In prescribing antibiotics, different factors such as the selection of the correct dose, correct administration, and the interval between doses are important and some issues such as obtaining culture before antibiotic administration, adverse drug events, TDM, laboratory data, the correct time to give the antibiotic and duration of therapy are other substantial factors that have to be considered.[15] In our cohort, the sum indexes of colistin use were relevant to standard guidelines in 67.33% of the cases. However, this score is not the actual as well as comprehensive index of colistin utilization in our population because scoring all the mentioned indexes for the whole patients was not feasible. In summary, the most important weak points in administering colistin in our cohort were as follows: not administering loading dose, incorrect method of reconstitution and dilution, and lack of dose adjustment in certain conditions. In contrast, positive points of colistin utilization in the study population were the correct route of administration and duration of infusion, serum creatinine monitoring on a daily basis, appropriate indications, obtaining microbiological data before starting therapy, and correct dose as well as interval of administration. Because of relatively small sample size, statistical analyses were not possible and selection of larger sample size can lead to better and more reliable results. The acceptance rate of clinical pharmacist’s intervention by physicians was 100% regarding colistin indication. However, regarding dose and time interval of administration with the acceptance rate of 89%, less attention was paid to the clinical pharmacist’s comments.
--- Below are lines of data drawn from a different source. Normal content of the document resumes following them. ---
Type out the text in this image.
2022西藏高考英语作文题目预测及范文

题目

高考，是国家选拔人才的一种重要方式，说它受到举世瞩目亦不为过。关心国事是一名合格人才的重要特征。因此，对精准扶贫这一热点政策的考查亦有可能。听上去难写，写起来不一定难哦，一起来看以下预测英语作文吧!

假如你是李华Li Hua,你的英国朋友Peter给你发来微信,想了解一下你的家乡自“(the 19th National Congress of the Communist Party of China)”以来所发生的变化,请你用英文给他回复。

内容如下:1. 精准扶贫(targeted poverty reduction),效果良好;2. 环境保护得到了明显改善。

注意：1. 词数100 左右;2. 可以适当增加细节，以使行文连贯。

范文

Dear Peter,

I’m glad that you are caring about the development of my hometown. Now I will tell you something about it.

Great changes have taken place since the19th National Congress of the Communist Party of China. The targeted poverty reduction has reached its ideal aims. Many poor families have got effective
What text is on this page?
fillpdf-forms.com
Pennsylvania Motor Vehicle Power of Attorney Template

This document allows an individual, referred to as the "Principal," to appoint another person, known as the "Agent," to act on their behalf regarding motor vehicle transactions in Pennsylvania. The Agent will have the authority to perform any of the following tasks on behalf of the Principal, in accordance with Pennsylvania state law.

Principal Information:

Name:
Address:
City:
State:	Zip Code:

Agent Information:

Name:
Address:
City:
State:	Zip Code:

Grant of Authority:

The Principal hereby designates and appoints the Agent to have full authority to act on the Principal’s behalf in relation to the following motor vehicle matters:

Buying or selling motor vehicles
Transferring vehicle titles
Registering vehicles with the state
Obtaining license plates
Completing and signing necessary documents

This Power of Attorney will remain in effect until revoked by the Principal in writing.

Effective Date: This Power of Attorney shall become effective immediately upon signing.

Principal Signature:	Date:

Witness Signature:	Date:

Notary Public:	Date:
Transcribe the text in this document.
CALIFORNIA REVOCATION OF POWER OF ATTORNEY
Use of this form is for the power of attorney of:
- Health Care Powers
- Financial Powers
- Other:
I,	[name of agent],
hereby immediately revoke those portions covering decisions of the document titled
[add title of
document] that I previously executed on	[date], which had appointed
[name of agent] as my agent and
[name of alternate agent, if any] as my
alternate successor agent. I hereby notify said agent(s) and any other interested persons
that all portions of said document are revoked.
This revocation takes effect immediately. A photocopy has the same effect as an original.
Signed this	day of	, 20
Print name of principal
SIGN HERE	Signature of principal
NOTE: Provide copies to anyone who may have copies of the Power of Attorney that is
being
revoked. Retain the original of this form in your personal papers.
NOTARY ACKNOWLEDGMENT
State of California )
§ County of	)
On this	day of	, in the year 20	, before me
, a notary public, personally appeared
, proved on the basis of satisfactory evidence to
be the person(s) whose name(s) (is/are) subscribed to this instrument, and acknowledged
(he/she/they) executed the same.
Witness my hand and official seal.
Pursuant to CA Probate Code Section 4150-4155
This could be due to lack of clinical pharmacist’s follow up after the intervention. Therefore, the persistent and regular attendance of pharmacists in daily rounds of the ward can reduce medication errors in the pharmacotherapy processes. Interestingly, the acceptance rate of clinical pharmacist interventions in the current survey was within the range reported from both European (73-89%) and American (85-99%) studies.[29]

Conclusion

Our data demonstrated that different indexes of colistin use were in accordance to standard guidelines in 67.33% of the cases. In addition, after clinical pharmacist interventions, some criteria of colistin utilization regarding dose and indication were corrected and brought closer to standard values. In health-care settings, not enough attention is usually paid to pharmacokinetics of the medication and also its preparation and dilution and also in our case, ignoring loading dose administration especially in critically ill patients. Active and reciprocal collaboration of pharmacists with physicians can help towards improving pattern of use and can hopefully motivate the healthcare group in establishing better policies for antibiotic use.

Acknowledgments

This research was performed by Atieh Zand in partial fulfillment of the requirements for certification as a pharmacist. The present paper was adopted from the proposal number 93-01-05-8461 approved by vice-chancellor for research affairs of Shiraz University of Medical Sciences.

Ethical Issues

The Institutional Review Board and the Medical Ethics Committee of the hospital approved the study.

Conflict of Interest

The authors declare no conflict of interests.